Former President Barack Obama is getting hammered online after making comments about the Justice Department and political prosecutions during a late-night interview that many conservatives viewed as breathtakingly hypocritical.
Obama appeared Tuesday night on Stephen Colbert’s struggling CBS program, which is preparing to end its run later this month amid declining ratings and growing criticism over the openly partisan nature of modern late-night television. During the interview, Obama warned about the dangers of politicizing the Justice Department and expanding executive branch power. The timing alone was enough to make conservatives spit out their coffee.
“The White House shouldn’t be able to direct the attorney general to go around prosecuting… the president wants to prosecute,” Obama said during the conversation. He added that the attorney general is supposed to represent the American people, not serve as “the president’s consigliere.”

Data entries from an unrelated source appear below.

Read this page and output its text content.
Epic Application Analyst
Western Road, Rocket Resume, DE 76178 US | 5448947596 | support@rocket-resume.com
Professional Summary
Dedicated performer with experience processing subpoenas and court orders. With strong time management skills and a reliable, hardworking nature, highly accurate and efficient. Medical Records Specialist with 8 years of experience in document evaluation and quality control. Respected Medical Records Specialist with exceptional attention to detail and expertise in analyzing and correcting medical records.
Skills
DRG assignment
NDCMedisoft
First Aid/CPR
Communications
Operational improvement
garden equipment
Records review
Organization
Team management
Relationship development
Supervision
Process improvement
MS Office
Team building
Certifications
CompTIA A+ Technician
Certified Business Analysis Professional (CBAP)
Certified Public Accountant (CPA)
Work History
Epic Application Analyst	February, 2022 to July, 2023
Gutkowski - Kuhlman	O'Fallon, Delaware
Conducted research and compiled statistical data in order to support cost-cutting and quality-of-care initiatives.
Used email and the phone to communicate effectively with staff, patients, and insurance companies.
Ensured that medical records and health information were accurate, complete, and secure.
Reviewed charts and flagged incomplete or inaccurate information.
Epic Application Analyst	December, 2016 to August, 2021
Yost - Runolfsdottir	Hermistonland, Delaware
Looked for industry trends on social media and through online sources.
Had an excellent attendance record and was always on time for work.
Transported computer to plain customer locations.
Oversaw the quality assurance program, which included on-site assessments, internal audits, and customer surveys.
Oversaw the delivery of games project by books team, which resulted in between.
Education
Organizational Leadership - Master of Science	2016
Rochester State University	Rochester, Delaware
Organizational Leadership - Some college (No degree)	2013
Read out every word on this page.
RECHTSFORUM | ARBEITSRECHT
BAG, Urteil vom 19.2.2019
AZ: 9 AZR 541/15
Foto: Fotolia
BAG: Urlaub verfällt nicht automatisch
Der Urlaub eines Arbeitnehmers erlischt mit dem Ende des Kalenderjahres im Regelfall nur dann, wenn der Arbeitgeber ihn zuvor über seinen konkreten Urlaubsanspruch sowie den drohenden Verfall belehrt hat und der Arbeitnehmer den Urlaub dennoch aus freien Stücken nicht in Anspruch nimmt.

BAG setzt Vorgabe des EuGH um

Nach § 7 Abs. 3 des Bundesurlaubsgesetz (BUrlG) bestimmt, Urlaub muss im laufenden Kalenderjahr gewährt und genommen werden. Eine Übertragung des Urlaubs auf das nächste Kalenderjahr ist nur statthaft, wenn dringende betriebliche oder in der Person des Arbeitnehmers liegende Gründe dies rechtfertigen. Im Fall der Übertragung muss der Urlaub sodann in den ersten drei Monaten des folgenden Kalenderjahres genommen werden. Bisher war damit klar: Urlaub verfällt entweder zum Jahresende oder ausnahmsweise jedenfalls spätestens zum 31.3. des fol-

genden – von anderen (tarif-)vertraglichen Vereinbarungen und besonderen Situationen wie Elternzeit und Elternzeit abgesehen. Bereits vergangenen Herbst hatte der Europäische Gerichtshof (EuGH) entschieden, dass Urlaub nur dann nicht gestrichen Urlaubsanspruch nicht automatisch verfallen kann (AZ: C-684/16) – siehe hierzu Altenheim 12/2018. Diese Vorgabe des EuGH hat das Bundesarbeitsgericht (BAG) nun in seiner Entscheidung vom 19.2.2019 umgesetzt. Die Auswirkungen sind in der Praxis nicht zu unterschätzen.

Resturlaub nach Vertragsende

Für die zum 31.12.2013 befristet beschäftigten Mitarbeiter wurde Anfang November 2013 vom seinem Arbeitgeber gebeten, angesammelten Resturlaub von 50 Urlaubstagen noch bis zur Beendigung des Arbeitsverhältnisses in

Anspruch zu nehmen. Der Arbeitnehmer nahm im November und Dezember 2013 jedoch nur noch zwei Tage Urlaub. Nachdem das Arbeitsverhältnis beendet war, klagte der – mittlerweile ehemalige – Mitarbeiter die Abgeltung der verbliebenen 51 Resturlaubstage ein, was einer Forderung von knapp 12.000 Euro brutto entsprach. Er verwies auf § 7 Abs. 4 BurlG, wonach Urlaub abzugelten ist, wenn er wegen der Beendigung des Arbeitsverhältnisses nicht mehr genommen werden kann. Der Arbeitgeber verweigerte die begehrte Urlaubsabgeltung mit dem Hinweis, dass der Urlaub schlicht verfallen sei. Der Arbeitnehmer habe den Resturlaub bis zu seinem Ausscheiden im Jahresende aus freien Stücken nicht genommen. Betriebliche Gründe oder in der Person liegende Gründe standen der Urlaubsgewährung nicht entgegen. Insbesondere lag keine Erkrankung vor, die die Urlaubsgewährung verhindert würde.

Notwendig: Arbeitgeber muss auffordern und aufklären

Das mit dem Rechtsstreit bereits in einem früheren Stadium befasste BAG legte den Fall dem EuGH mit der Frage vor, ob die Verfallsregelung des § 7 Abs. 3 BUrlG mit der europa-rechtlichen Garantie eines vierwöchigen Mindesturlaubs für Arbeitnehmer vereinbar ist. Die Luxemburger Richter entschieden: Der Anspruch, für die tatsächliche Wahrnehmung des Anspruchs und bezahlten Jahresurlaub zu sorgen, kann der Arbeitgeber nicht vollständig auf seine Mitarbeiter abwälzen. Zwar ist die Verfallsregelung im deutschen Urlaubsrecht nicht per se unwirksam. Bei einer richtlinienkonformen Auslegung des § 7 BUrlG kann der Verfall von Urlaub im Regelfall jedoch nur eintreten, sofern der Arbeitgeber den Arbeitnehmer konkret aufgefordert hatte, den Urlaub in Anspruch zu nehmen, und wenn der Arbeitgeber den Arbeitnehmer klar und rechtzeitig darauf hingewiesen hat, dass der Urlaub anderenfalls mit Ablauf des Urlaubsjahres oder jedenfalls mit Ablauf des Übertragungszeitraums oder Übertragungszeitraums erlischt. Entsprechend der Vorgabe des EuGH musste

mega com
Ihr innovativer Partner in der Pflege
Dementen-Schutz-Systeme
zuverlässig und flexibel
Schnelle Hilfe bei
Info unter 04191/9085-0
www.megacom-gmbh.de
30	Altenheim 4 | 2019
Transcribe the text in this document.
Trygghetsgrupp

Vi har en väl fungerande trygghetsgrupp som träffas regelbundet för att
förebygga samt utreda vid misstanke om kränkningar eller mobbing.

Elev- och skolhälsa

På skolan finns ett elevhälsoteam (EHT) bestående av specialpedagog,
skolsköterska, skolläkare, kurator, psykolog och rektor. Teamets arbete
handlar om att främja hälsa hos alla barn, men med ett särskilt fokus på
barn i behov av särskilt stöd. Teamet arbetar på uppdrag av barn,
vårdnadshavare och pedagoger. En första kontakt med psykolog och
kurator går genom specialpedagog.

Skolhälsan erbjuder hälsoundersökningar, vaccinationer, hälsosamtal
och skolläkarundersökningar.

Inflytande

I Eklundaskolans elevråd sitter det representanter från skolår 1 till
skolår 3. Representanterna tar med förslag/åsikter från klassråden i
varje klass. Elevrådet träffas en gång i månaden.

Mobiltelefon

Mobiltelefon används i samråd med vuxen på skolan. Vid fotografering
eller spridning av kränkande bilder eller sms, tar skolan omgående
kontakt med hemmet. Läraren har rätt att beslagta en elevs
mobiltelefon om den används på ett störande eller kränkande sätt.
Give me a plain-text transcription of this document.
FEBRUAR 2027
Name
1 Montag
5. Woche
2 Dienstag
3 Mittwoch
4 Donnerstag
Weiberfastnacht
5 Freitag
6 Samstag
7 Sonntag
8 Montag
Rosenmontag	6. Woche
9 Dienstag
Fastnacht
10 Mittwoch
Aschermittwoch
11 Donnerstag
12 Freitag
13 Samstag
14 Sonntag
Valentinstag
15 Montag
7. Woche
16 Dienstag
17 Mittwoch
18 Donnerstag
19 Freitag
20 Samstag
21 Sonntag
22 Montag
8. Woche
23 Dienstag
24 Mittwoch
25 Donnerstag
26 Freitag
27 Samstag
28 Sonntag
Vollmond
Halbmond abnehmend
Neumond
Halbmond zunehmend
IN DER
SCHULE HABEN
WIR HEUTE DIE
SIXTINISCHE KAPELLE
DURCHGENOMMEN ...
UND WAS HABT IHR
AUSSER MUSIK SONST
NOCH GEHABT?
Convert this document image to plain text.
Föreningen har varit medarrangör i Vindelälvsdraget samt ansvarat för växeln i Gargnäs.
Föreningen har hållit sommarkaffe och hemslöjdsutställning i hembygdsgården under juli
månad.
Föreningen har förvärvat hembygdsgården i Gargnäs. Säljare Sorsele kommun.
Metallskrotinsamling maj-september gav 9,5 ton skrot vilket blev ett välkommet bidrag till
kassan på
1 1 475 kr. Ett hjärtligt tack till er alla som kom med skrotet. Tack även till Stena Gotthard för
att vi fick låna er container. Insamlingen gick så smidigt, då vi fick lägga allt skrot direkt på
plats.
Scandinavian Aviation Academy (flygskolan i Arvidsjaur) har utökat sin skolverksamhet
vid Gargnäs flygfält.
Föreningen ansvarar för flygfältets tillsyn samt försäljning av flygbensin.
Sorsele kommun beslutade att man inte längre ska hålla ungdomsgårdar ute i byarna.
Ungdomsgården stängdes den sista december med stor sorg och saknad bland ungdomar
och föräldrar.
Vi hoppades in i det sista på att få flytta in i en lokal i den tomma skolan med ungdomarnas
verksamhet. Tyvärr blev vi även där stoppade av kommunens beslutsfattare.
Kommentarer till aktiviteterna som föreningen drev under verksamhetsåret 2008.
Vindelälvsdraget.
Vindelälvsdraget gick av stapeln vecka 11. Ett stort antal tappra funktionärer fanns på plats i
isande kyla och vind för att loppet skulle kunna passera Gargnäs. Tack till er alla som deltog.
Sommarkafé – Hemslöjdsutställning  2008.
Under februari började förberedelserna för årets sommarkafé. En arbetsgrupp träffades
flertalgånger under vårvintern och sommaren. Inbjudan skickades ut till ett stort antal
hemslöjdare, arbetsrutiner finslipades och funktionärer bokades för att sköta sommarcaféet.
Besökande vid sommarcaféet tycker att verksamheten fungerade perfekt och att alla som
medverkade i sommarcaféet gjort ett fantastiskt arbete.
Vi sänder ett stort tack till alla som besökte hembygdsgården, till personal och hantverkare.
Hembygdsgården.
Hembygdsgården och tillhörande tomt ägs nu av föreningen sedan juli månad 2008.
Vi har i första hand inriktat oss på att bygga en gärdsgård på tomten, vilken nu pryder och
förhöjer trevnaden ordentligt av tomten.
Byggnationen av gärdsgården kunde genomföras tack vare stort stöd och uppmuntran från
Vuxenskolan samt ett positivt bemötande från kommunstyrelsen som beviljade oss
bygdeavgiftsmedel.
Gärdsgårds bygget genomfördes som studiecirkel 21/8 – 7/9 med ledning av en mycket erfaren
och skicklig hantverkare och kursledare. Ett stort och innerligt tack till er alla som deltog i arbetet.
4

That comment landed online with all the grace of a piano falling off a skyscraper.
Almost immediately, conservatives and Trump supporters flooded social media pointing to the years of investigations, prosecutions, impeachments, and legal battles surrounding President Trump. For many Americans on the right, hearing Obama lecture the country about political prosecutions feels a little like hearing a pyromaniac give a TED Talk on fire safety.
Critics quickly resurfaced the origins of the Russia investigation, which began during the final months of Obama’s administration in 2016. Trump allies have argued for years that the probe unfairly targeted President Trump before he even took office. Add in the FBI surveillance controversy, endless media hysteria, and years of breathless predictions about “the walls closing in,” and conservatives see Obama’s comments as detached from reality at best.
Then came the avalanche of legal cases filed against President Trump after he left office. There was the federal classified documents case, the federal election-related prosecution, Alvin Bragg’s Manhattan case involving business records, and New York Attorney General Letitia James’ civil fraud lawsuit. While some cases were delayed, narrowed, or outright dismissed, Trump supporters argue the sheer volume of legal attacks created the appearance of a coordinated political campaign designed to cripple a presidential candidate.
Fox News host Will Cain summed up the conservative reaction perfectly when he mocked Obama’s comments as “rich enough to pucker your face.” Frankly, that may have been the understatement of the week.
What made the interview even stranger was the setting itself. Obama delivered these warnings while chatting with Stephen Colbert, one of the most openly anti-Trump hosts on television. Colbert has spent years turning his program into what often resembles a nightly therapy session for Democrats still emotionally recovering from President Trump existing.
At one point the interview drifted into jokes about aliens, because apparently modern political interviews now operate like a college dorm room conversation at 2 a.m. But once the discussion returned to politics, Obama doubled down.
“We can’t overcome the politicization of our justice system,” he warned.
That statement may actually be true. The problem for Democrats is that millions of Americans believe that politicization already happened, and they watched it unfold in real time over the past several years.
For many Trump supporters, Obama’s remarks did not sound like wisdom. They sounded like revisionist history with a studio audience laughing in the background.